THE BLOG
08/28/2015 09:50 pm ET Updated Aug 28, 2016

End Gun Violence by Repealing Not Enacting Legislation

I have no doubt that some additional legislation, such as background checks, will help stem the tide of this endless gun violence. But the real answer is in repealing existing legislation -- the Protection of Lawful Commerce in Arms Act. Congress has chosen to immunize from liability (not companies or individuals who engage in life-saving activities or products), but those who make a product designed to injure and kill people. Yes, there are some exceptions, but the rationale for the legislation primarily was that the industry was being sued; the litigation was costing them money, and they didn't like it! No other industry receives such protection. Hospitals, doctors, nurses, and pharmaceutical companies engaged in researching and inventing life-saving medicines receive no such protection. All are subjected to tort laws and lawsuits.

The enactment of this legislation was such a blatant and dishonorable bow to lobbying and the NRA that it is difficult to understand how it can continue to survive in the face of almost daily mass shootings.

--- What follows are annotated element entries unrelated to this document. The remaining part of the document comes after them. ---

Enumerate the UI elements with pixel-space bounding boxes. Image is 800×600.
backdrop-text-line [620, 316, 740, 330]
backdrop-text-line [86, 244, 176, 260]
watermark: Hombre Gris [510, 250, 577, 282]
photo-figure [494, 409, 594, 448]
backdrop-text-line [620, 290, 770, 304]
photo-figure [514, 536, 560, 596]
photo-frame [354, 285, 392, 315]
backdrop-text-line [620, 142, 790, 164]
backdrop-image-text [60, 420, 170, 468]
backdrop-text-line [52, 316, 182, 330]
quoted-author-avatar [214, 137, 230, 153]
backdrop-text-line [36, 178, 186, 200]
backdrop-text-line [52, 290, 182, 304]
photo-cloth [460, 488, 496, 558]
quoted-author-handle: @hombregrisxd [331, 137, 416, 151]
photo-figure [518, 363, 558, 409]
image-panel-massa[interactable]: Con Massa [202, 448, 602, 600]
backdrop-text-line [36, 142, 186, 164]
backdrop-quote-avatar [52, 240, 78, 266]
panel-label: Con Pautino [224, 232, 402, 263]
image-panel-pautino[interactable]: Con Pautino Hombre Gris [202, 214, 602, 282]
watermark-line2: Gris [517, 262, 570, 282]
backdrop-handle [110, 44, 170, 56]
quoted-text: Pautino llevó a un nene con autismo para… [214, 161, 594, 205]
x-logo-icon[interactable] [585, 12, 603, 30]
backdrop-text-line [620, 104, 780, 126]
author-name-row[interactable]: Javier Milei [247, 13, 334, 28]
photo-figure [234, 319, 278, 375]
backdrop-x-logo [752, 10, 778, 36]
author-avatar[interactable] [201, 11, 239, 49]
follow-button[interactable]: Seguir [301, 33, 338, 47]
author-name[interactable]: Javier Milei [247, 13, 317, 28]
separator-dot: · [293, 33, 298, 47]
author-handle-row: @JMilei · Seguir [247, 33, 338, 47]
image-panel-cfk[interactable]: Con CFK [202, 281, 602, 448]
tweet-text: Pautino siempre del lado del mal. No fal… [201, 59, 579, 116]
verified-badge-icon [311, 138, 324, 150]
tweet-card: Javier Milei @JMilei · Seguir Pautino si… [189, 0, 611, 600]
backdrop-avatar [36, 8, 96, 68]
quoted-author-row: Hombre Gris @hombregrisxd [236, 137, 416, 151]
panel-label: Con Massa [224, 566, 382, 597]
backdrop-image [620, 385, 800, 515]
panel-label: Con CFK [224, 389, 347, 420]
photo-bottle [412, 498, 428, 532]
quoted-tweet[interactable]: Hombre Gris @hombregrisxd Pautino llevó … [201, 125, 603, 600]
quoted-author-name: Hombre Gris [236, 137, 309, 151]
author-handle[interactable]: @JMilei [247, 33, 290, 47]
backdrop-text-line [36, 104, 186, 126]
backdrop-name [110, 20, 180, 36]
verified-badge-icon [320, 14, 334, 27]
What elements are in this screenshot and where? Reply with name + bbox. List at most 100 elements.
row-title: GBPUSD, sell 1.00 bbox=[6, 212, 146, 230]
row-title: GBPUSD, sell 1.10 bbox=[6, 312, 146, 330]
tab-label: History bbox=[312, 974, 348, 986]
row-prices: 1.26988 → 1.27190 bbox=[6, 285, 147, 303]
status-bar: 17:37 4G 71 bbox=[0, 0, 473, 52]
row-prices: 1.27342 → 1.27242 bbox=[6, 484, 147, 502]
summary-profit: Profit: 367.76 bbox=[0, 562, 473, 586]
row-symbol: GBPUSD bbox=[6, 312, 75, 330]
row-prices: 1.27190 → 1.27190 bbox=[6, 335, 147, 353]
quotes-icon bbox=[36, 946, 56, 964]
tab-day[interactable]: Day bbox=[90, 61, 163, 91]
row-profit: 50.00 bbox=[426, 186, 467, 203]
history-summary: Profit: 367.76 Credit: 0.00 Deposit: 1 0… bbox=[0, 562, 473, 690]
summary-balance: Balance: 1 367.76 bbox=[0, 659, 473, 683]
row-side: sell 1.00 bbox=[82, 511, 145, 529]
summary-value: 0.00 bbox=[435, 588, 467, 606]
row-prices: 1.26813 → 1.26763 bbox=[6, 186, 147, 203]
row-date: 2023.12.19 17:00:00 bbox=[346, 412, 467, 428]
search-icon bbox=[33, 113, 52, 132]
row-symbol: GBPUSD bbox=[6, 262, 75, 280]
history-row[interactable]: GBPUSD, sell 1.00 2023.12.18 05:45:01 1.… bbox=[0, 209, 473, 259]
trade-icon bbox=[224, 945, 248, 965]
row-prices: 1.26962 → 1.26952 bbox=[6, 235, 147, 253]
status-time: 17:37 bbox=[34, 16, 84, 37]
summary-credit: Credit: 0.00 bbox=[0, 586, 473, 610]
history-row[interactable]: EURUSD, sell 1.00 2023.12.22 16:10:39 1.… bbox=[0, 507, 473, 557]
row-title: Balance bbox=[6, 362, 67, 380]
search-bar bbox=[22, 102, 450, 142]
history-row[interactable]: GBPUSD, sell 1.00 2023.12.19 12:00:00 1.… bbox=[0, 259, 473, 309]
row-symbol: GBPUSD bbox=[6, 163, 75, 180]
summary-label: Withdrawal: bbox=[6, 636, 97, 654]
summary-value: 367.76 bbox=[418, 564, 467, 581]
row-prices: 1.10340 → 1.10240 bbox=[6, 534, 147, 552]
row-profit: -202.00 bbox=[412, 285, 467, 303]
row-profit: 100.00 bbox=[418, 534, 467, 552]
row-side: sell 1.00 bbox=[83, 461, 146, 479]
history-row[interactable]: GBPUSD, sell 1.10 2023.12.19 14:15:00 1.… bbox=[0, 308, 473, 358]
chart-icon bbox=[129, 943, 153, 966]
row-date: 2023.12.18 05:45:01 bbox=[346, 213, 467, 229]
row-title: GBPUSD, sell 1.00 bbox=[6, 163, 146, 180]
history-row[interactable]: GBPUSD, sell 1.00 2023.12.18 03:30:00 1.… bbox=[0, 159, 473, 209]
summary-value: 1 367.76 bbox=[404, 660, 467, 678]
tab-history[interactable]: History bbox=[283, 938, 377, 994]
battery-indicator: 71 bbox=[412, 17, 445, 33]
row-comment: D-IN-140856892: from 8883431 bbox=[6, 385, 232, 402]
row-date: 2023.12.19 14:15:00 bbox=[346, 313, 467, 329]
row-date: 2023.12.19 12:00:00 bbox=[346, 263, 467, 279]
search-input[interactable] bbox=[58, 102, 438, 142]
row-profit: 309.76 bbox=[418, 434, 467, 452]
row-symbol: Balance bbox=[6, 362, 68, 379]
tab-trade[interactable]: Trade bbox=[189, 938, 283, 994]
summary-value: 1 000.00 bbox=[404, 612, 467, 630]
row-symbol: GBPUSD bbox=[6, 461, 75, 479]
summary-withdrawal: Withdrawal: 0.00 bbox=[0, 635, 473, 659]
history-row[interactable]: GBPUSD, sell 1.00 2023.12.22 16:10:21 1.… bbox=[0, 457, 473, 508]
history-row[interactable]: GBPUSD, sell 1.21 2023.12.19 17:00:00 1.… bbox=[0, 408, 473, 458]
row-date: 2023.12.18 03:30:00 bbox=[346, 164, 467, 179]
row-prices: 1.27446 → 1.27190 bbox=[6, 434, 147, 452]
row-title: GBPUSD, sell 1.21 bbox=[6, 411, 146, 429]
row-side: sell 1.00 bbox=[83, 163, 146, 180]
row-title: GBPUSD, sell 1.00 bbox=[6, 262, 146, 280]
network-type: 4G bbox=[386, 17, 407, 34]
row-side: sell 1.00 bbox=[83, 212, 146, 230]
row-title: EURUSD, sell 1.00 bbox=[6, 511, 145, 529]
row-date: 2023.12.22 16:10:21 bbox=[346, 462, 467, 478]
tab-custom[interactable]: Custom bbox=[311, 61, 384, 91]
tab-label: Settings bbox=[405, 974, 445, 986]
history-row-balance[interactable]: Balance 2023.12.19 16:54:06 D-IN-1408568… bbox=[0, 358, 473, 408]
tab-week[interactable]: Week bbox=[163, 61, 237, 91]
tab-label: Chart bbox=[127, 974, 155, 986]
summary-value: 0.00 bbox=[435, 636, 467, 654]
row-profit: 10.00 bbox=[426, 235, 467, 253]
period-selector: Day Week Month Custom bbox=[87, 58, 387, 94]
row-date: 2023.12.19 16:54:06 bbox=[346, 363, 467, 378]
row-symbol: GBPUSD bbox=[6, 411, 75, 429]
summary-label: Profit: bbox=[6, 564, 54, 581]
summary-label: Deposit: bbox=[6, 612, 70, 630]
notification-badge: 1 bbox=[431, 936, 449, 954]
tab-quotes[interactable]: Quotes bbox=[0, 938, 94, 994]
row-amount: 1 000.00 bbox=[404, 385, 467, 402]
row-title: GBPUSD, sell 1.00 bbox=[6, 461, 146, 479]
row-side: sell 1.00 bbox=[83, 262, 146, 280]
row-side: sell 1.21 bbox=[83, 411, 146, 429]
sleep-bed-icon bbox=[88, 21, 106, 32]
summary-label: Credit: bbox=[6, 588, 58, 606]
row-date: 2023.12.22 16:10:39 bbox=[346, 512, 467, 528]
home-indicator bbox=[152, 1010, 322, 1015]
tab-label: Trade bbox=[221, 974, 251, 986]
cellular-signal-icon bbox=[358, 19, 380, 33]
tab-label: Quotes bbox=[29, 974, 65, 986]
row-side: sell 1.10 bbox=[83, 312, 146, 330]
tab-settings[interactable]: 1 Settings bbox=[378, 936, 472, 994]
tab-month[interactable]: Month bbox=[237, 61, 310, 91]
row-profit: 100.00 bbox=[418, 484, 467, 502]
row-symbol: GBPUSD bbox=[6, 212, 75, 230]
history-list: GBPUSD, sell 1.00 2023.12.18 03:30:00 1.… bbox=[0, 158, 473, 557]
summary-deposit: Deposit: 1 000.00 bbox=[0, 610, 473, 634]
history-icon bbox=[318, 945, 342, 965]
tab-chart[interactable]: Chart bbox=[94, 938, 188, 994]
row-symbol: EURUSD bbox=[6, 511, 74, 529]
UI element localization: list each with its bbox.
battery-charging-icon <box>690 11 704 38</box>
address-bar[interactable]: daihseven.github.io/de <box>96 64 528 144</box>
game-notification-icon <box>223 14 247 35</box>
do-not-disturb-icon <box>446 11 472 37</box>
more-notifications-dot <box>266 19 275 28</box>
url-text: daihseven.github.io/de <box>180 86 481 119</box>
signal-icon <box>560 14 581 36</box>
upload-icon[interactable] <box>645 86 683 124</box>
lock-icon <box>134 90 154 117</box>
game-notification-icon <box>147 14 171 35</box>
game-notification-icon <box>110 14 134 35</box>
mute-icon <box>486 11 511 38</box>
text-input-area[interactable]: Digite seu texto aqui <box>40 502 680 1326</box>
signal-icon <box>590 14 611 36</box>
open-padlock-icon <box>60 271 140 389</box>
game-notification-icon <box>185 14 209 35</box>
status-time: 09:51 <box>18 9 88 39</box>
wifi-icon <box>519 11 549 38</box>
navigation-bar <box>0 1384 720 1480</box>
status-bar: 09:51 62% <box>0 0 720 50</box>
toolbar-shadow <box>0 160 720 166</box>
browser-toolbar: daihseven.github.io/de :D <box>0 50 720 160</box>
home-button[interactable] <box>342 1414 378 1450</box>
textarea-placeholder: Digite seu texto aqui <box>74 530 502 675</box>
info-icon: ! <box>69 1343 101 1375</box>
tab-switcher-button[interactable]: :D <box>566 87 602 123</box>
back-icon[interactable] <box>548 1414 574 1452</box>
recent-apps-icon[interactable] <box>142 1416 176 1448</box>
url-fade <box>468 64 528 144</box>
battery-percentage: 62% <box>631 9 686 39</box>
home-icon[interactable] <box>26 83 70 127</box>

Make the manufacturers liable; hold them accountable where they are guilty of wrongdoing in the same way every other American industry is treated; make it cost them money, and you will see a precipitous change in gun violence.

Virtually every major industry in this country has changed its policies and improved the safety of its products as the result of tort cases. They not only serve to compensate victims but equally important, they serve to change the conduct of the industry. There is absolutely no incentive for gun manufacturers to make guns safer, their distribution more accountable, or to do anything more than shrug their shoulders at each mass killing. Make them pay where they are found to be at fault and the deaths will go down.

Think about it -- no gun enters the stream of commerce except a gun manufacturer. They all supposedly start out legally. Maybe if gun manufacturers were required to take a greater responsibility in their journey, or invented and produced smarter and safer guns, and were held liable for not taking all steps necessary to protect the public, the thousands of gun deaths annually might go down. If, as they claim, increased government regulation has not solved the problem, then maybe the threat of legal liability will.